Ça marche avec les enfants en tout cas. L’autre fois, mon 9 ans s’est enfui. On était à un anniversaire dans un parc. Il avait pas envie d’être là, il aurait préféré être avec ses amis. J’ai chargé mon plus vieux de le ramener plus près de nous, il arrêtait pas d’aller bouder dans les buissons. Sauf que ma tactique a foiré (ça m’arrive), au lieu de ramener le petit à l’ordre, le grand l’a énervé, résultat des courses, ils se sont engueulés et il était encore plus fâché qu’avant. Eh bien, ni une, ni deux, il a décidé qu’il quittait le parc. Sans que je le sache, bien sûr.

Tu te souviens, je t’ai dit que c’était mon débrouillard ? Le problème avec les enfants, c’est qu’ils ont toujours le défaut de leur talent. Alors il est débrouillard quand vient le temps de se faire des œufs, mais il est débrouillard aussi quand il décide de quitter un parc et de marcher 3 km jusqu’à la maison. On était rendus à le chercher activement quand mon téléphone a sonné. Il avait demandé à un voisin s’il pouvait m’appeler. J’adore quand je reçois des appels de mes enfants du téléphone d’une tierce personne parce que je ne sais pas où ils sont.

Déjà, avec mon cerveau de maman, tu t’imagines bien qu’en voyant un numéro que je ne connaissais pas et la voix de mon fils à l’autre bout du fil, je me suis dit : voilà, il s’est fait enlever, il m’appelle du téléphone de son ravisseur, ils vont me demander un rein et les cinq trophées Félix de ma sœur (si, si, c’est de l’or). C’est très reposant être parent. T’as remarqué que lorsque quelqu’un t’approche pour te demander si c’est ton enfant, c’est rarement pour te dire que tu l’as bien élevé ?

Tout ça pour dire que lorsqu’on l’a récupéré (c’était pas Al-Qaïda qui l’avait finalement), bien sûr, le petit s’attendait à se faire gronder. On a fait l’inverse. Son père l’a ramené en voiture jusqu’à l’anniversaire où on était et il lui a pas dit un mot. T’aurais vu sa petite face qui savait qu’il avait fait une connerie.
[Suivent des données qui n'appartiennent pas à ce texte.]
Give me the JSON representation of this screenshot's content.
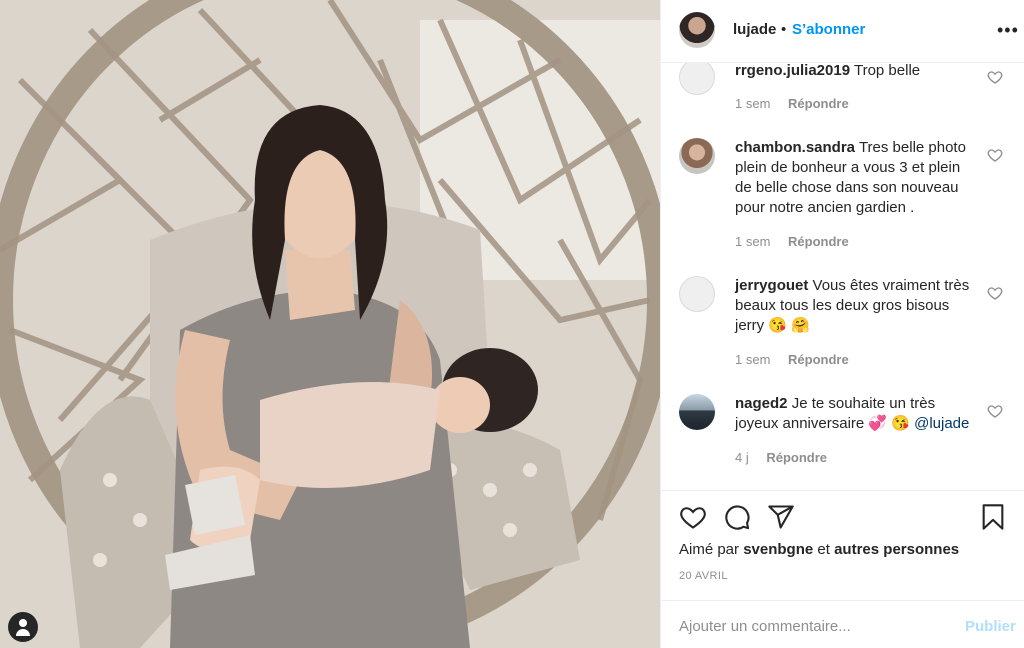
{
  "post": {
    "image_alt": "photo",
    "tag_icon": "user-tag-icon"
  },
  "header": {
    "username": "lujade",
    "separator": "•",
    "follow_label": "S’abonner",
    "more_icon": "more-options-icon"
  },
  "comments": [
    {
      "username": "rrgeno.julia2019",
      "text": "Trop belle",
      "time": "1 sem",
      "reply": "Répondre"
    },
    {
      "username": "chambon.sandra",
      "text": "Tres belle photo plein de bonheur a vous 3 et plein de belle chose dans son nouveau pour notre ancien gardien .",
      "time": "1 sem",
      "reply": "Répondre"
    },
    {
      "username": "jerrygouet",
      "text": "Vous êtes vraiment très beaux tous les deux gros bisous jerry 😘 🤗",
      "time": "1 sem",
      "reply": "Répondre"
    },
    {
      "username": "naged2",
      "text": "Je te souhaite un très joyeux anniversaire 💞 😘",
      "mention": "@lujade",
      "time": "4 j",
      "reply": "Répondre"
    }
  ],
  "actions": {
    "like_icon": "heart-icon",
    "comment_icon": "comment-icon",
    "share_icon": "share-icon",
    "save_icon": "bookmark-icon"
  },
  "likes": {
    "prefix": "Aimé par",
    "user": "svenbgne",
    "joiner": "et",
    "others": "autres personnes"
  },
  "date": "20 AVRIL",
  "composer": {
    "placeholder": "Ajouter un commentaire...",
    "post_label": "Publier"
  },
  "colors": {
    "accent": "#0095f6",
    "post_disabled": "#b2dffc",
    "muted": "#8e8e8e"
  }
}
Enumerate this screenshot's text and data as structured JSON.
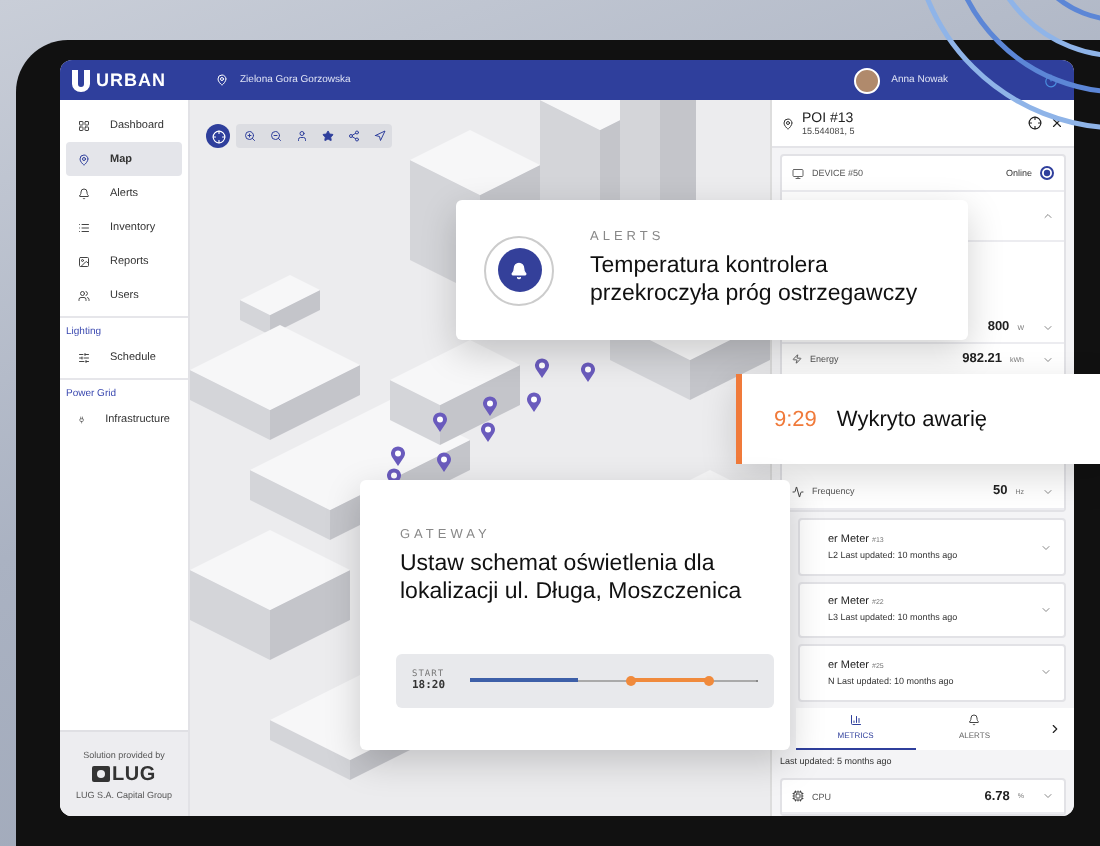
{
  "header": {
    "logo": "URBAN",
    "location": "Zielona Gora Gorzowska",
    "user": "Anna Nowak"
  },
  "sidebar": {
    "items": [
      {
        "label": "Dashboard",
        "selected": false
      },
      {
        "label": "Map",
        "selected": true
      },
      {
        "label": "Alerts",
        "selected": false
      },
      {
        "label": "Inventory",
        "selected": false
      },
      {
        "label": "Reports",
        "selected": false
      },
      {
        "label": "Users",
        "selected": false
      }
    ],
    "sections": [
      {
        "title": "Lighting",
        "items": [
          {
            "label": "Schedule",
            "selected": false
          }
        ]
      },
      {
        "title": "Power Grid",
        "items": [
          {
            "label": "Infrastructure",
            "selected": false
          }
        ]
      }
    ],
    "footer": {
      "caption": "Solution provided by",
      "logo": "LUG",
      "company": "LUG S.A. Capital Group"
    }
  },
  "panel": {
    "title": "POI #13",
    "coords": "15.544081, 5",
    "device": {
      "name": "DEVICE #50",
      "status": "Online"
    },
    "readings": [
      {
        "value": "800",
        "unit": "W"
      },
      {
        "label": "Energy",
        "value": "982.21",
        "unit": "kWh"
      }
    ],
    "frequency": {
      "label": "Frequency",
      "value": "50",
      "unit": "Hz"
    },
    "meters": [
      {
        "name": "er Meter",
        "id": "#13",
        "phase": "L2",
        "updated": "Last updated: 10 months ago"
      },
      {
        "name": "er Meter",
        "id": "#22",
        "phase": "L3",
        "updated": "Last updated: 10 months ago"
      },
      {
        "name": "er Meter",
        "id": "#25",
        "phase": "N",
        "updated": "Last updated: 10 months ago"
      }
    ],
    "tabs": [
      {
        "label": "METRICS",
        "selected": true
      },
      {
        "label": "ALERTS",
        "selected": false
      }
    ],
    "last_updated": "Last updated: 5 months ago",
    "cpu": {
      "label": "CPU",
      "value": "6.78",
      "unit": "%"
    }
  },
  "alert": {
    "category": "ALERTS",
    "message": "Temperatura kontrolera przekroczyła próg ostrzegawczy"
  },
  "event": {
    "time": "9:29",
    "message": "Wykryto awarię"
  },
  "gateway": {
    "category": "GATEWAY",
    "message": "Ustaw schemat oświetlenia dla lokalizacji ul. Długa, Moszczenica",
    "start_label": "START",
    "start_time": "18:20",
    "level": 0.38
  }
}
On l’a privé de jeu vidéo pareil, mais l’important, c’était qu’il sente que ce qu’il avait fait était grave. Parfois quand on les gronde, ils retiennent rien. Le silence, ça te montre qu’il est arrivé quelque chose de sérieux.

De toute façon, qu’est-ce qu’on va faire, sinon ? Se prendre pour Vegas ? On sera 3500 dans les gradins, parce que nous, on n’est pas fous, on fait passer la crise sanitaire avant le hockey. On mettra pas Diane Bibeau en brassière à paillettes certain. Mieux vaut rester nous-mêmes, jusqu’à maintenant, ça marche.